Opinión

Colaboración de José Luis Gamez J.

La pobreza ha sido el tatuaje grabado en la dignidad del ser humano sin merecerlo siquiera.

La pobreza ha sido la cónyuge permanente qué ha cohabitado, compartiendo migajas humillantes de un estado opulente, quien decidía hasta donde se tenía que servir el plato.

La pobreza, eterno discurso y bandera, camuflada con bisutería y espejitos baratos, paliativos provisionales, que el oligarca, desde su soberbia, se dignaba sorrajar en el rostro del necesitado.

Esa pobreza ancestral qué contemplaba la moneda en la mano para fraccionarla entre lo necesario y lo urgente; o la que hurgaba con angustia los rincones del monedero esperando que existiera lo inexistente.

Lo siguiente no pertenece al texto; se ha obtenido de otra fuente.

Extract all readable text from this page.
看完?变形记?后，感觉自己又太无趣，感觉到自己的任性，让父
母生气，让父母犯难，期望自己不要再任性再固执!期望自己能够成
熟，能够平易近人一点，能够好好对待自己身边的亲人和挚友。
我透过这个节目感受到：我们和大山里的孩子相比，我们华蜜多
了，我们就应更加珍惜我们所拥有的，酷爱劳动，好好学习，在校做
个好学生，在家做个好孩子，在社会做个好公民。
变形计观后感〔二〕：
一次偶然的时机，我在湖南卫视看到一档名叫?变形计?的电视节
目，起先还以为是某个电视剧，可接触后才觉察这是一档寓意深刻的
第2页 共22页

Esa pobreza migrante, tuvo que esconder su obesidad en compartimientos secretos de una raída mochila mientras, otra parte: se quedaba arrumbada en los surcos ajados de una parcela desnutrida y estéril; el resto, se quedaba como herencia familiar sin escrituras  ni notario solo para ir y ser, ser mano de obra barata en un sistema donde impera el consumismo, la decadencia y el fentanilo.

Esa pobreza que arañó, desesperada, los bloques de un muro erigido desde la prepotencia y el capricho unilateral y con resquicios convenientes, qué impiden el ingreso de *indeseables” pero no la salida militar con misiles de codicia y ambición expansionista.

Esa pobreza se está diluyendo; se está restituyendo la dignidad, la conciencia y la fortaleza qué, por momentos, estuvo a punto de la inanición y la muerte.